Reservoir kernels and Volterra series

A universal kernel is constructed whose sections approximate any causal and time-invariant filter in the fading memory category with inputs and outputs in a finite-dimensional Euclidean space. This kernel is built using the reservoir functional associated with a state-space representation of the Volterra series expansion available for any analytic fading memory filter. It is hence called the Volterra reservoir kernel. Even though the state-space representation and the corresponding reservoir feature map are defined on an infinite-dimensional tensor algebra space, the kernel map is characterized by explicit recursions that are readily computable for specific data sets when employed in estimation problems using the representer theorem. We showcase the performance of the Volterra reservoir kernel in a popular data science application in relation to bitcoin price prediction.

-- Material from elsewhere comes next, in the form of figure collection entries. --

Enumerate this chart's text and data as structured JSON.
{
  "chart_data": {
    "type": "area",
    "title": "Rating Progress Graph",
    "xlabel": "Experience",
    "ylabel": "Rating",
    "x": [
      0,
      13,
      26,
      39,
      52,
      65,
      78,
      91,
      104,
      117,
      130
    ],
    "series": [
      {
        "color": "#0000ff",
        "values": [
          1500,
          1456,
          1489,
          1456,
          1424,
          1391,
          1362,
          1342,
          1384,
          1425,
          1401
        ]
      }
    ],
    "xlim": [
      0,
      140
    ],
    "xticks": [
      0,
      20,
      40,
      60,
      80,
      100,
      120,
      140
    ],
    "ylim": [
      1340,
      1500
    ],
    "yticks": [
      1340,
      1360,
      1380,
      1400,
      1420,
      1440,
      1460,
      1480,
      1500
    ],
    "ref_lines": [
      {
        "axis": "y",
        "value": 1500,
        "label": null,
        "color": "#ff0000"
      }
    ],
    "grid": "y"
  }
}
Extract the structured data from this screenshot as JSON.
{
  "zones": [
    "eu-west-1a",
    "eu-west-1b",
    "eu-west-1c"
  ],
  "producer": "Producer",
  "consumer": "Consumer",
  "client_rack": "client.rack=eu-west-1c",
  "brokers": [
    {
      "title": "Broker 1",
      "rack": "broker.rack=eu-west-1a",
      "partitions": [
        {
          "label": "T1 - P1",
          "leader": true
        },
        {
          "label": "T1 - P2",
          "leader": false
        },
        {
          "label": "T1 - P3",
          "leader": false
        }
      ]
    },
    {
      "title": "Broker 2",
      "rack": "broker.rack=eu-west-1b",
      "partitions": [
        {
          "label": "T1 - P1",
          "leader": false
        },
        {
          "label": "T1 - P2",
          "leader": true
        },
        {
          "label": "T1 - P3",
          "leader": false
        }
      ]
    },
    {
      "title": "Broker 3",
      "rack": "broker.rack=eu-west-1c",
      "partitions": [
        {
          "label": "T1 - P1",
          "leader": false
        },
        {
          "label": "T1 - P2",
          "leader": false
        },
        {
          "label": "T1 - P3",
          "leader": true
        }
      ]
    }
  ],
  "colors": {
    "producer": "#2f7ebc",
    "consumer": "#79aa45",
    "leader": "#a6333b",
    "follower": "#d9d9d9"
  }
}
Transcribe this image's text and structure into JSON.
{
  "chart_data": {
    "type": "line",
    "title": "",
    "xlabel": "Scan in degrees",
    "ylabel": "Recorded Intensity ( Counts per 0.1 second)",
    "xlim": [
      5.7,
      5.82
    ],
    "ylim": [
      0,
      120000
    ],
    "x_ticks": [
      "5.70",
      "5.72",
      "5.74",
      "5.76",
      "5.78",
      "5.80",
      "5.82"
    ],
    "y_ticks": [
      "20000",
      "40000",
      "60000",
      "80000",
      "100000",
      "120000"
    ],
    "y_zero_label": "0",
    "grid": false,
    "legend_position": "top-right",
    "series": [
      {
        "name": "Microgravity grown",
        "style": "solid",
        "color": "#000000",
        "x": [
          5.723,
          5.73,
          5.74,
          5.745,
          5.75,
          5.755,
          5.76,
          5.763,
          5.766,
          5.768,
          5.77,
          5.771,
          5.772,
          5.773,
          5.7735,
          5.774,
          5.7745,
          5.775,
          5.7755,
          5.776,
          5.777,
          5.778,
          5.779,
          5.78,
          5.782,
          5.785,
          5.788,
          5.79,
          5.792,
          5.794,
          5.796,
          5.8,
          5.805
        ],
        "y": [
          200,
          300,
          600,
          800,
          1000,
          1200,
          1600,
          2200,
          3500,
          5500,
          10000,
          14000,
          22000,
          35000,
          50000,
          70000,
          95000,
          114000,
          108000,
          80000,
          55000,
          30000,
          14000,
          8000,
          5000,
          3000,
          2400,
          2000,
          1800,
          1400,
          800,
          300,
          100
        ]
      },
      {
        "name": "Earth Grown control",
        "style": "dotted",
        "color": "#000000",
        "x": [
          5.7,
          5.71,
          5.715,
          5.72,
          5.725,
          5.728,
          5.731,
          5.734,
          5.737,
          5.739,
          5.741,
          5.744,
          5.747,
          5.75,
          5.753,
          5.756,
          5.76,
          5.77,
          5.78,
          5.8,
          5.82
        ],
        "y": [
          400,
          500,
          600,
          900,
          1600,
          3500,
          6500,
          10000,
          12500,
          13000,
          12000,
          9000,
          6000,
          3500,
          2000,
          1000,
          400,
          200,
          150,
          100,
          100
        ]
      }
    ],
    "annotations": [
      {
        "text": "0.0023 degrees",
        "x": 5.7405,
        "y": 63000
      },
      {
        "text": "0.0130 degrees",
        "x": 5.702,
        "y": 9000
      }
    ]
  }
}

Learning strange attractors with reservoir systems

This paper shows that the celebrated Embedding Theorem of Takens is a particular case of a much more general statement according to which, randomly generated linear state-space representations of generic observations of an invertible dynamical system carry in their wake an embedding of the phase space dynamics into the chosen Euclidean state space. This embedding coincides with a natural generalized synchronization that arises in this setup and that yields a topological conjugacy between the state-space dynamics driven by the generic observations of the dynamical system and the dynamical system itself. This result provides additional tools for the representation, learning, and analysis of chaotic attractors and sheds additional light on the reservoir computing phenomenon that appears in the context of recurrent neural networks.

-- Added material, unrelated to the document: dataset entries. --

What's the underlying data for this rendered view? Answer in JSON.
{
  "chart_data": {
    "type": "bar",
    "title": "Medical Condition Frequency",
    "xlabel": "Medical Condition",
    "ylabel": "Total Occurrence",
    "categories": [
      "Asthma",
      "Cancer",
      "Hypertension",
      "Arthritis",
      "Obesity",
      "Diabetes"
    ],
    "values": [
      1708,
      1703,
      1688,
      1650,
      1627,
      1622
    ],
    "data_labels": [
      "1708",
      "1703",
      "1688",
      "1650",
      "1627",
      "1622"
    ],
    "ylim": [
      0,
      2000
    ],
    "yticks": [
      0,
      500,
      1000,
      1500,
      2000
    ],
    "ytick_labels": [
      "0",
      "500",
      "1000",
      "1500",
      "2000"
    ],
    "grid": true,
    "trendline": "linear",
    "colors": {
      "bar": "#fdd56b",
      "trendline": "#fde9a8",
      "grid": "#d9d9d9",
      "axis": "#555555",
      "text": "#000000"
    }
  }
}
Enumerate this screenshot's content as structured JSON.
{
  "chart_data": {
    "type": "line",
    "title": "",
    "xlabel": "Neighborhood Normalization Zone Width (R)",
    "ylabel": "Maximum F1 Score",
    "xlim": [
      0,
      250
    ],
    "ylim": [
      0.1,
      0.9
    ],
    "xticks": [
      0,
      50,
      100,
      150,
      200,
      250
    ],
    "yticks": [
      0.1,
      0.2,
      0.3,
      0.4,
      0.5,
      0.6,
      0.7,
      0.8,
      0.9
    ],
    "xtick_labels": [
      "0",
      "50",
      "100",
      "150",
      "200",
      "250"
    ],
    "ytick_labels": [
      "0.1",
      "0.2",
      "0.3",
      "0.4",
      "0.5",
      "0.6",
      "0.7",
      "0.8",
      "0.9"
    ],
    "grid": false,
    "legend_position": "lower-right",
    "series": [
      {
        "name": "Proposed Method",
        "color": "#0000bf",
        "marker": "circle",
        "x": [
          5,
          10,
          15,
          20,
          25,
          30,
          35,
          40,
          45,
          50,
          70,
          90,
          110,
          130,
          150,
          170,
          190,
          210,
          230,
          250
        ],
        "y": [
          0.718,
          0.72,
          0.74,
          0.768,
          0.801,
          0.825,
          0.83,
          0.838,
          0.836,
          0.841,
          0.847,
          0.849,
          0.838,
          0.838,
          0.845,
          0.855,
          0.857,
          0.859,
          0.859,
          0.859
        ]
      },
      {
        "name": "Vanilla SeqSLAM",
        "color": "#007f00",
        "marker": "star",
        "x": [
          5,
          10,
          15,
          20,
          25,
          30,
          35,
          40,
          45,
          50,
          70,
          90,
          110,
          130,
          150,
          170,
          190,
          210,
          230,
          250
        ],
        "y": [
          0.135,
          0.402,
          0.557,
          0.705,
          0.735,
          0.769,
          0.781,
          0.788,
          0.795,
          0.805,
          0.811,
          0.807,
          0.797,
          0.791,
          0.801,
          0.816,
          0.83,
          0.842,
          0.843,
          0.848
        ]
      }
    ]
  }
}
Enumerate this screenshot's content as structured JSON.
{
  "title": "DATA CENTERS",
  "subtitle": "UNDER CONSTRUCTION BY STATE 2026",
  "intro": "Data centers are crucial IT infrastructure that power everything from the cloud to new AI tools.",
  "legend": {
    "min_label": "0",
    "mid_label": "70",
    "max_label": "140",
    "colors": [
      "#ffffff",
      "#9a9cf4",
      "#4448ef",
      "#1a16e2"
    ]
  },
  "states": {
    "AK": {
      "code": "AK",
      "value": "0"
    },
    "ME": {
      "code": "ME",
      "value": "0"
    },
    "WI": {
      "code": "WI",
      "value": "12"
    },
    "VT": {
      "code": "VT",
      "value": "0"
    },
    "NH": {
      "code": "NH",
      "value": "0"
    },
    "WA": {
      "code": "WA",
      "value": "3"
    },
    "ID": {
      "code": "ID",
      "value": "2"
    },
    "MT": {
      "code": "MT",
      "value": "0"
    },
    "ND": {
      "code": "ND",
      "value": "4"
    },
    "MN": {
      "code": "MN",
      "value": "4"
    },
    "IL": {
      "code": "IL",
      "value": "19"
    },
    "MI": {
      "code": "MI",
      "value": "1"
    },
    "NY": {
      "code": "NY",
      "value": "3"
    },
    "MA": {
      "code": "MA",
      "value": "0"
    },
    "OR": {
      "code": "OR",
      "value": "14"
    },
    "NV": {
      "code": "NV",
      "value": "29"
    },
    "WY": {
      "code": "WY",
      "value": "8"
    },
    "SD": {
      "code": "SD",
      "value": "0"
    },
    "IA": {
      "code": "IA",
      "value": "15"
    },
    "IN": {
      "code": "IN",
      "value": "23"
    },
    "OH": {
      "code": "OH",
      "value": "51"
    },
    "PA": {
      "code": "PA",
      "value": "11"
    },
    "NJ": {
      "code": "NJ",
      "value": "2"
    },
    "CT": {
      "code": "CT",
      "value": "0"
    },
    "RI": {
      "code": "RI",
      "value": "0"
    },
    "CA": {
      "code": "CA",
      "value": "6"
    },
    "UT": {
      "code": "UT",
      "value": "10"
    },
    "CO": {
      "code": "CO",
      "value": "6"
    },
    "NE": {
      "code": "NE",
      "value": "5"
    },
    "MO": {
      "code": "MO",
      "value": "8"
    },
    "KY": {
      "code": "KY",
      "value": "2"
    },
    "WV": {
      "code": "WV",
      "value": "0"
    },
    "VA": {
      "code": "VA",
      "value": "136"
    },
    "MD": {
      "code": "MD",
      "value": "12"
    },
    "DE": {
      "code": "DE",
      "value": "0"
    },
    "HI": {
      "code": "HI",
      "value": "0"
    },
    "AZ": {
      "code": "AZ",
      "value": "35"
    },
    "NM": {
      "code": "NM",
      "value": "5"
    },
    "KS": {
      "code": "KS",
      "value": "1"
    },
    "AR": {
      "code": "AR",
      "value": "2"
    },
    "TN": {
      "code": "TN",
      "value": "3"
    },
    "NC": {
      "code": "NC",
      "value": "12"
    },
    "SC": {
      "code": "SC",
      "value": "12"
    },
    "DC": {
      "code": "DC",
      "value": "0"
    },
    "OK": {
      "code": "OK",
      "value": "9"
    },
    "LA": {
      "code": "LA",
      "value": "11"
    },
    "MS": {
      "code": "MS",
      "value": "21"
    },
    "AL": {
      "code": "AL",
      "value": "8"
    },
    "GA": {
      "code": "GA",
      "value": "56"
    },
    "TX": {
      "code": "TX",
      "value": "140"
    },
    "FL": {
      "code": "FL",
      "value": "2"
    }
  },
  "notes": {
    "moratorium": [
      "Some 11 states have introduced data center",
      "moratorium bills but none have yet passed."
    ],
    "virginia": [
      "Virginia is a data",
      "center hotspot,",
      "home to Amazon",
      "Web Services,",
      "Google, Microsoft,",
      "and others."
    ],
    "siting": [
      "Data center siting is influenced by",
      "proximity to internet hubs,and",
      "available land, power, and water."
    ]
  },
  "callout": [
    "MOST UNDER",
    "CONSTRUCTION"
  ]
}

Dimension reduction in recurrent networks by canonicalization

Many recurrent neural network machine learning paradigms can be formulated using state-space representations. The classical notion of canonical state-space realization is adapted in this paper to accommodate semi-infinite inputs so that it can be used as a dimension reduction tool in the recurrent networks setup. The so called input forgetting property is identified as the key hypothesis that guarantees the existence and uniqueness (up to system isomorphisms) of canonical realizations for causal and time-invariant input/output systems with semi-infinite inputs. A second result uses the notion of optimal reduction borrowed from the theory of symmetric Hamiltonian systems to construct canonical realizations out of input forgetting but not necessarily canonical ones. These two procedures are implemented and studied in detail in the framework of linear fading memory input/output systems.

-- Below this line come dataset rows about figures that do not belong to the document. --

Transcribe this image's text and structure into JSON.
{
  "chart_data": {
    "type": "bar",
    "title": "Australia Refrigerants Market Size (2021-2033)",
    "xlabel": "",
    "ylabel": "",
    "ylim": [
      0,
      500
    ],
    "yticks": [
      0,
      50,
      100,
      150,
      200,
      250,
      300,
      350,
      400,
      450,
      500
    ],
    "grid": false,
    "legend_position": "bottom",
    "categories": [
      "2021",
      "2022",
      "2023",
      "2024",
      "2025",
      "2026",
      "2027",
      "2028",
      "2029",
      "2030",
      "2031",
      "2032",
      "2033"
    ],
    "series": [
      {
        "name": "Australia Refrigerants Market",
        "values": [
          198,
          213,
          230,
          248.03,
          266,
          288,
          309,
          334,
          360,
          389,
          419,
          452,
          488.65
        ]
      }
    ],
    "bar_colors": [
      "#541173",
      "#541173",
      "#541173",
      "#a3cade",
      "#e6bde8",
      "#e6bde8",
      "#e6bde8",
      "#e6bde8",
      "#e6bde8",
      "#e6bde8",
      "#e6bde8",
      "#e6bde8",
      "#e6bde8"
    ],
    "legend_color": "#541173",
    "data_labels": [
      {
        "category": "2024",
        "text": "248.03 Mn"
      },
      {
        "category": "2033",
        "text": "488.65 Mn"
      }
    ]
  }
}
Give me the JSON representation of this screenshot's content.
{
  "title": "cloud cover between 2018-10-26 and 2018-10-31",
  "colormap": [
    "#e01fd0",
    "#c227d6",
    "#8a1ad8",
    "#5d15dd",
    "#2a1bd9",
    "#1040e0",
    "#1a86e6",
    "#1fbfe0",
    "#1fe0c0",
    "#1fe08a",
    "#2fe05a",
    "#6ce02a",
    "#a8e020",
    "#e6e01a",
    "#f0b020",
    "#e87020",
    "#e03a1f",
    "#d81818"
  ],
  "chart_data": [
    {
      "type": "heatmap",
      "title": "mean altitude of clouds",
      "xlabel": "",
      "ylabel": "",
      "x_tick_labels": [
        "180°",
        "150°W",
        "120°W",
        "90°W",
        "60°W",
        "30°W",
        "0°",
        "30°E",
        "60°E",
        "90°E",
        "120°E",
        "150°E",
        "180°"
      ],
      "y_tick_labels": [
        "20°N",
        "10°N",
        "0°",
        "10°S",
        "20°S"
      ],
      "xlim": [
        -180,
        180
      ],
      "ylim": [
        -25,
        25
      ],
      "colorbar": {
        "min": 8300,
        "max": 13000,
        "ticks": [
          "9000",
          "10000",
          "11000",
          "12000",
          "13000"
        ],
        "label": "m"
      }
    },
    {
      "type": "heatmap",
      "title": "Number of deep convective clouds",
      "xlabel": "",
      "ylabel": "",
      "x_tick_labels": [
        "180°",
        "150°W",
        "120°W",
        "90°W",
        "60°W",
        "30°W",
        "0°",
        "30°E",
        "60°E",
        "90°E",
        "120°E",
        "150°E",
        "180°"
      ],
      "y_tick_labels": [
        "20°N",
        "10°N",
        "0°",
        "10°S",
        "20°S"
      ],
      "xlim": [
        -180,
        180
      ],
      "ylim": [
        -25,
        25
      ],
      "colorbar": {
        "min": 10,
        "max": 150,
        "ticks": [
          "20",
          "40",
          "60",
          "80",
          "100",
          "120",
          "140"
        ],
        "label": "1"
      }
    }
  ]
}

Memory and forecasting capacities of nonlinear recurrent networks

The notion of memory capacity, originally introduced for echo state and linear networks with independent inputs, is generalized to nonlinear recurrent networks with stationary but dependent inputs. The presence of dependence in the inputs makes natural the introduction of the network forecasting capacity, that measures the possibility of forecasting time series values using network states. Generic bounds for memory and forecasting capacities are formulated in terms of the number of neurons of the network and the autocovariance function of the input. These bounds generalize well-known estimates in the literature to a dependent inputs setup. Finally, for linear recurrent networks and independent inputs it is proved that the memory capacity is given by the rank of the associated controllability matrix.